4. Typosquatting - Dans un arrêt du 31 janvier 2008, la Cour d'appel de Lyon a constaté que les sites litigieux étaient accessibles depuis la France, que deux des trois sites litigieux étaient indubitablement destinés à la clientèle francophone et notamment française puisqu'au cours des années 2002 et 2003 les pages d'accueil ont été rédigées en français, que la langue française a été temporairement utilisée sur le troisième site litigieux, pour en déduire que le fait dommageable s'est produit en France. En l'espèce, la société ANS & Co, société de droit suisse dont l'activité est la commercialisation de pneumatiques sur le site Internet « pneus-online » a reproché à son concurrent allemand des actes de typosquatting en enregistrant et en utilisant des noms de domaine très proches du sien (CA Lyon, 31 janvier 2008, Pneus-online Suisse et Pneus-online Sarl c/ Delticom AG)

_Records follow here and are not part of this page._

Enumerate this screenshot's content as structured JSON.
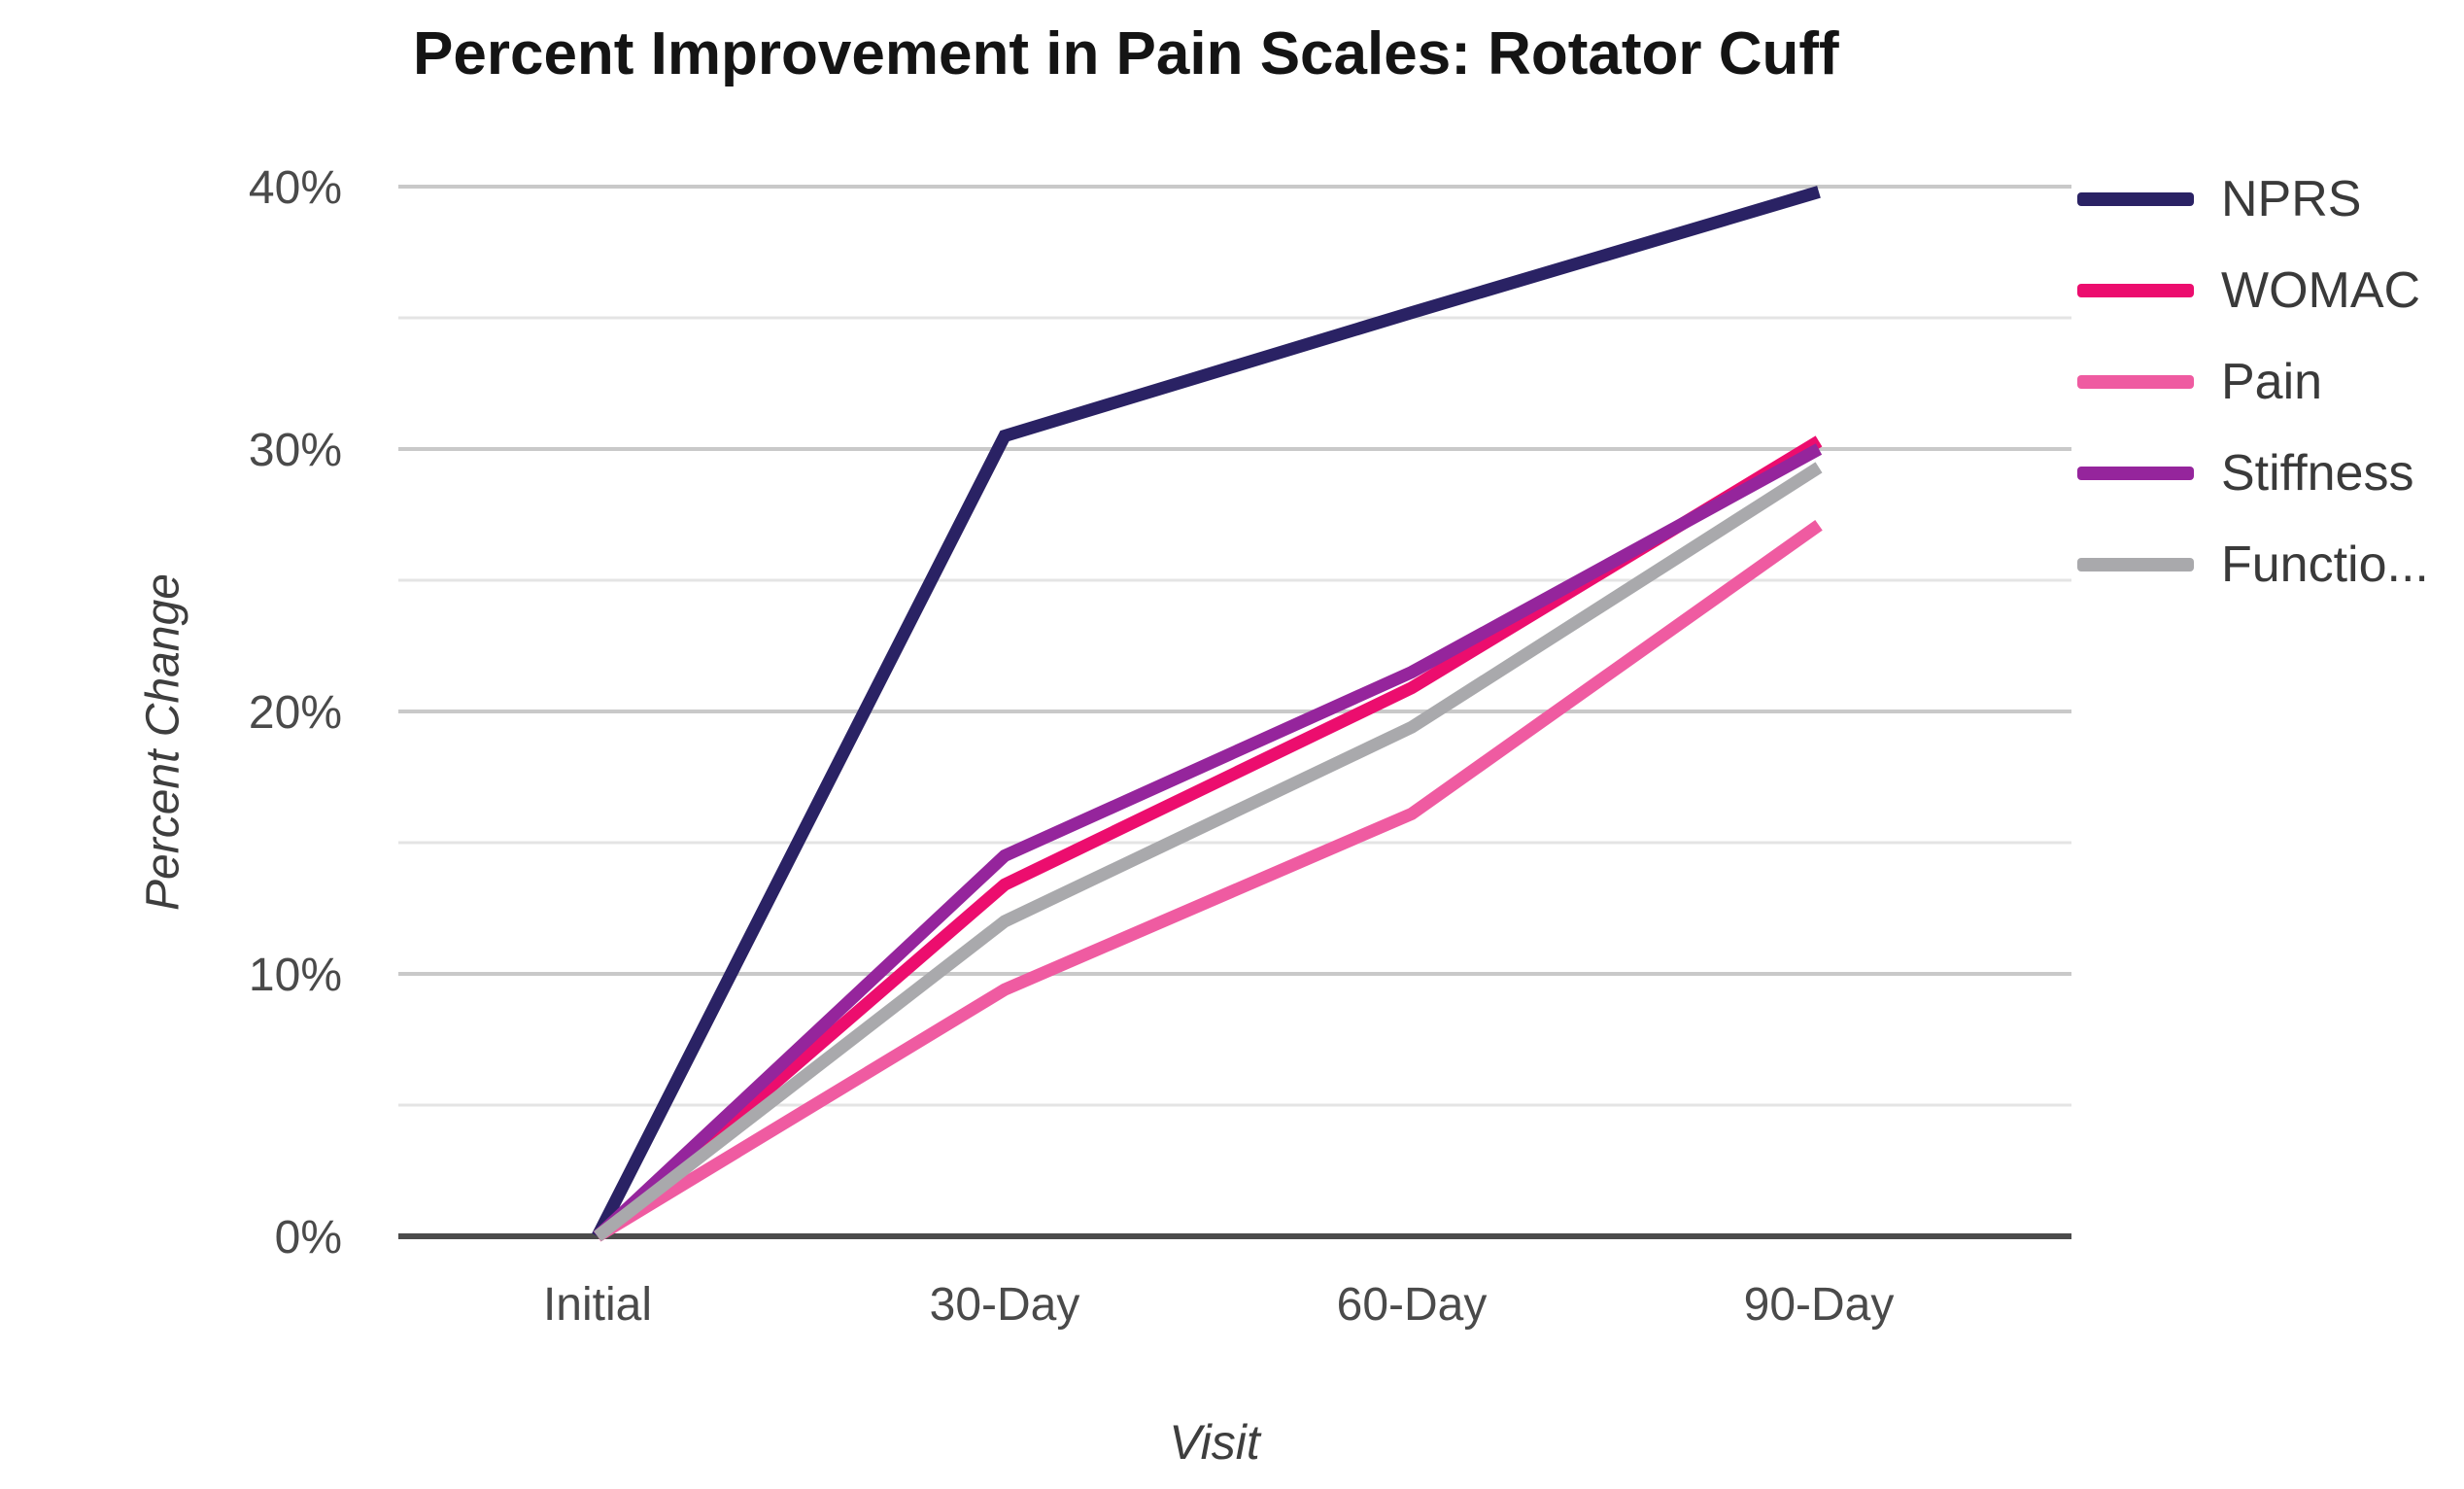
{
  "chart_data": {
    "type": "line",
    "title": "Percent Improvement in Pain Scales: Rotator Cuff",
    "xlabel": "Visit",
    "ylabel": "Percent Change",
    "categories": [
      "Initial",
      "30-Day",
      "60-Day",
      "90-Day"
    ],
    "series": [
      {
        "name": "NPRS",
        "legend_label": "NPRS",
        "color": "#2a2264",
        "values": [
          0,
          30.5,
          35.2,
          39.8
        ]
      },
      {
        "name": "WOMAC",
        "legend_label": "WOMAC",
        "color": "#ec0d6e",
        "values": [
          0,
          13.4,
          20.9,
          30.3
        ]
      },
      {
        "name": "Pain",
        "legend_label": "Pain",
        "color": "#ef5ba1",
        "values": [
          0,
          9.4,
          16.1,
          27.1
        ]
      },
      {
        "name": "Stiffness",
        "legend_label": "Stiffness",
        "color": "#95259c",
        "values": [
          0,
          14.5,
          21.5,
          30.0
        ]
      },
      {
        "name": "Function",
        "legend_label": "Functio...",
        "color": "#a9a9ac",
        "values": [
          0,
          12.0,
          19.4,
          29.3
        ]
      }
    ],
    "ylim": [
      0,
      40
    ],
    "ytick_step": 10,
    "minor_gridline_step": 5,
    "ytick_labels": [
      "0%",
      "10%",
      "20%",
      "30%",
      "40%"
    ],
    "grid": true,
    "legend_position": "right"
  }
}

Site d'information visant ou non l'Internaute français

Reproduction et représentation d'œuvres d'art sans autorisation des titulaires des droits d'auteur sur un site d'informations : S'agissant d'un site d'informations présentant des œuvres d'art plastique, le Tribunal de Grande Instance de Paris a considéré d'une part que le critère de l'offre effective à la vente ne saurait s'appliquer, le site n'étant pas destiné à la vente de tableaux et d'autre part que les critères linguistiques et de référencement par des moteurs de recherche depuis la France sont inopérants dans mesure où les internautes ciblés sont constitués des amateurs d'art du monde entier et que les amateurs de l'œuvre de Hernan G. sont naturellement portés à rechercher les sites édités par les musées chiliens, ces œuvres étant appréhendables par ceux-ci indépendamment de la langue des commentaires d'accompagnement. En définitive, ici, le Tribunal prend en considération uniquement la nature du site Internet (site d'information et non pas commerçant) et le public ciblé par celui-ci pour juger inopérant le fait que le site Internet soit rédigé en langue espagnole, soit difficilement accessible par les moteurs de recherche depuis la France ou encore l'absence d'offre effective de vente. En l'espèce, la fille et la veuve du peintre chilien Hernan Gazmuri, décédé en 1979 au Chili, ont constaté que plusieurs de ses œuvres dont elles sont propriétaires, étaient reproduites et représentées sans autorisation sur le site Internet « artistasplasticoschilenos.cl » édité par le Musée national des Beaux-Arts. (T.G.I. Paris 03/09/2009, Florence G.-G., Clara G.-C / Musée d'art contemporain et autres)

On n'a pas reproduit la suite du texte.